Hi all - I am very new to spaCy and Prodigy. A former colleague of mine set up a model using Prodigy that apparently uses spaCy v2. I would like to further train the model, but need to update to spaCy v3.
I've read the migration instructions here: https://spacy.io/usage/v3/. I don't think any code changes need to be made.
My issue: I'm not sure how to run prodigy train to update the model to spaCy v3. I see the train docs here: https://prodi.gy/docs/recipes#train
I'm not sure what dataset I'm supposed to use. Here is the file structure for my model:
Hi! If you still have the original data, this should hopefully be very straightforward, especially if the original annotations were created with Prodigy as well In that case, you can import the existing annotations into Prodigy using db-in, and then run prodigy train to train an updated model: https://prodi.gy/docs/recipes#train
As you collect more annotations, you can then keep running prodigy train with all of the data (your previous dataset and your new dataset) to train better and better versions.
Aw, damn, if the engineer lost the original training data, that's definitely very unfortunate A model without the data will be immediately stale, and it'll make it difficult to improve it further, try out new ideas etc. Even when you improve a model with more data, you typically want to retrain on all the annotations for the best results.

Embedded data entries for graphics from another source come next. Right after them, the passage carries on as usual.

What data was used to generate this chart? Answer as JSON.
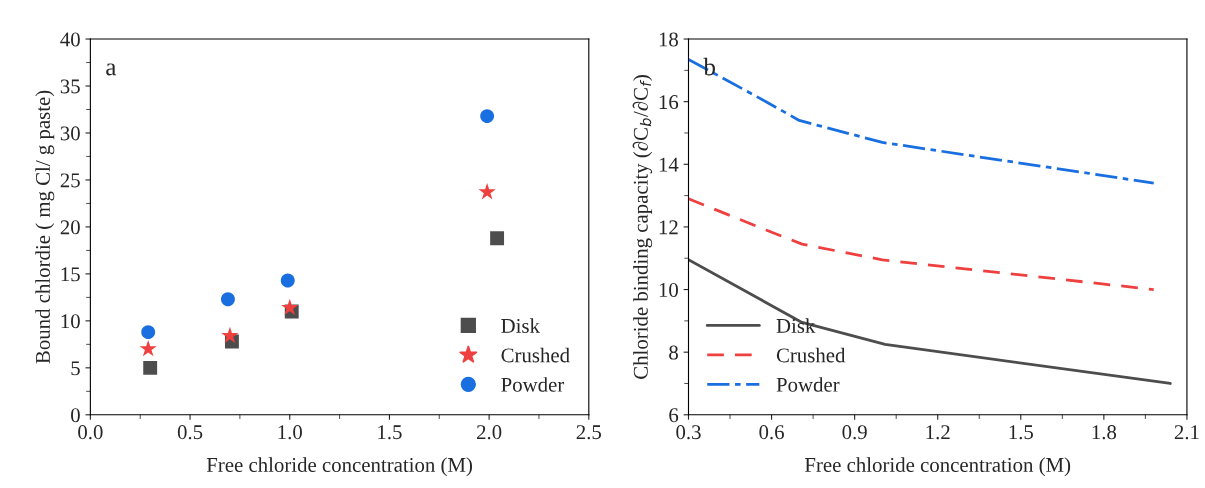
{
  "chart_data": [
    {
      "type": "scatter",
      "xlabel": "Free chloride concentration (M)",
      "ylabel": "Bound chlordie ( mg Cl/ g paste)",
      "annotations": [
        "a"
      ],
      "xlim": [
        0.0,
        2.5
      ],
      "xticks": [
        {
          "value": 0.0,
          "label": "0.0"
        },
        0.5,
        {
          "value": 1.0,
          "label": "1.0"
        },
        1.5,
        {
          "value": 2.0,
          "label": "2.0"
        },
        2.5
      ],
      "ylim": [
        0,
        40
      ],
      "yticks": [
        0,
        5,
        10,
        15,
        20,
        25,
        30,
        35,
        40
      ],
      "grid": false,
      "legend": "bottom right",
      "series": [
        {
          "name": "Disk",
          "color": "#4d4d4d",
          "marker": "square",
          "x": [
            0.3,
            0.71,
            1.01,
            2.04
          ],
          "values": [
            5.0,
            7.8,
            11.0,
            18.8
          ]
        },
        {
          "name": "Crushed",
          "color": "#ef4040",
          "marker": "star",
          "x": [
            0.29,
            0.7,
            1.0,
            1.99
          ],
          "values": [
            7.0,
            8.4,
            11.4,
            23.7
          ]
        },
        {
          "name": "Powder",
          "color": "#1a6fe0",
          "marker": "circle",
          "x": [
            0.29,
            0.69,
            0.99,
            1.99
          ],
          "values": [
            8.8,
            12.3,
            14.3,
            31.8
          ]
        }
      ]
    },
    {
      "type": "line",
      "xlabel": "Free chloride concentration (M)",
      "ylabel": "Chloride binding capacity (∂C$_{b}$/∂C$_{f}$)",
      "annotations": [
        "b"
      ],
      "xlim": [
        0.3,
        2.1
      ],
      "xticks": [
        0.3,
        0.6,
        0.9,
        1.2,
        1.5,
        1.8,
        2.1
      ],
      "ylim": [
        6,
        18
      ],
      "yticks": [
        6,
        8,
        10,
        12,
        14,
        16,
        18
      ],
      "grid": false,
      "legend": "bottom left",
      "series": [
        {
          "name": "Disk",
          "color": "#4d4d4d",
          "line_style": "solid",
          "x": [
            0.3,
            0.71,
            1.01,
            2.04
          ],
          "values": [
            10.95,
            8.95,
            8.25,
            7.0
          ]
        },
        {
          "name": "Crushed",
          "color": "#ef4040",
          "line_style": "dashed",
          "x": [
            0.3,
            0.58,
            0.71,
            1.0,
            1.98
          ],
          "values": [
            12.9,
            11.9,
            11.45,
            10.95,
            10.0
          ]
        },
        {
          "name": "Powder",
          "color": "#1a6fe0",
          "line_style": "dashdot",
          "x": [
            0.3,
            0.58,
            0.7,
            1.0,
            1.98
          ],
          "values": [
            17.35,
            16.0,
            15.4,
            14.7,
            13.4
          ]
        }
      ]
    }
  ]
}
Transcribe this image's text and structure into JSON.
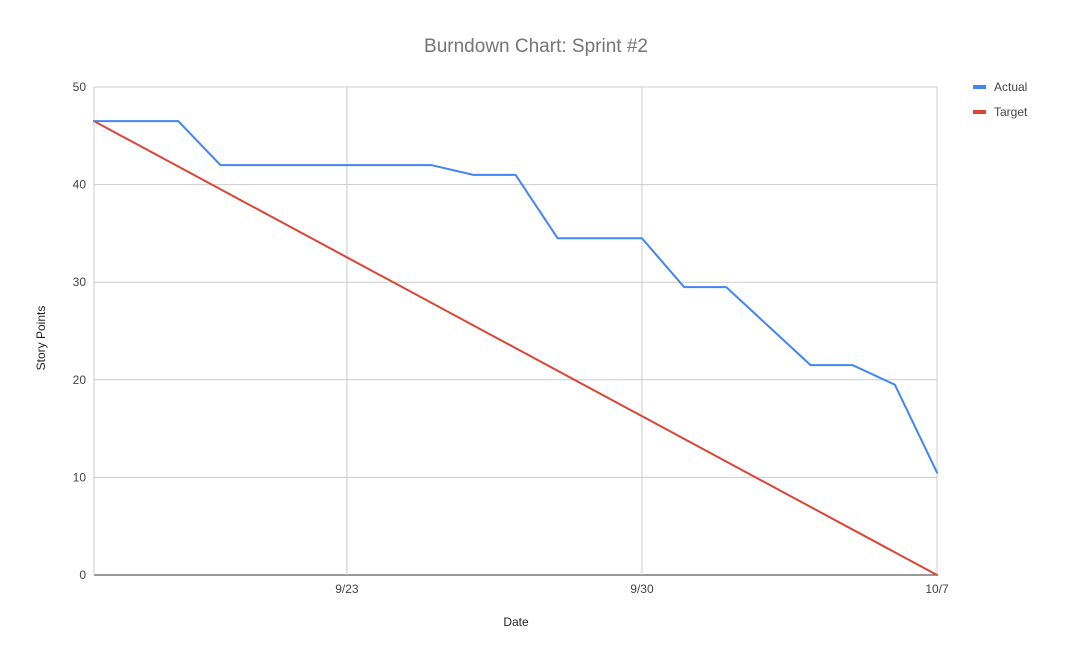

If the data was annotated with Prodigy, it might still be in the database? Maybe ask the engineer to run prodigy stats -l to view all datasets and see if the data is in there. They can then export it using prodigy db-out.
If you still have the original raw data, one way to recover at least some of the annotations could be to run your model over the raw data and save its predictions. This may not be as accurate as the original training data, but you can always correct it later usind Prodigy and it'll be faster than doing everything from scratch.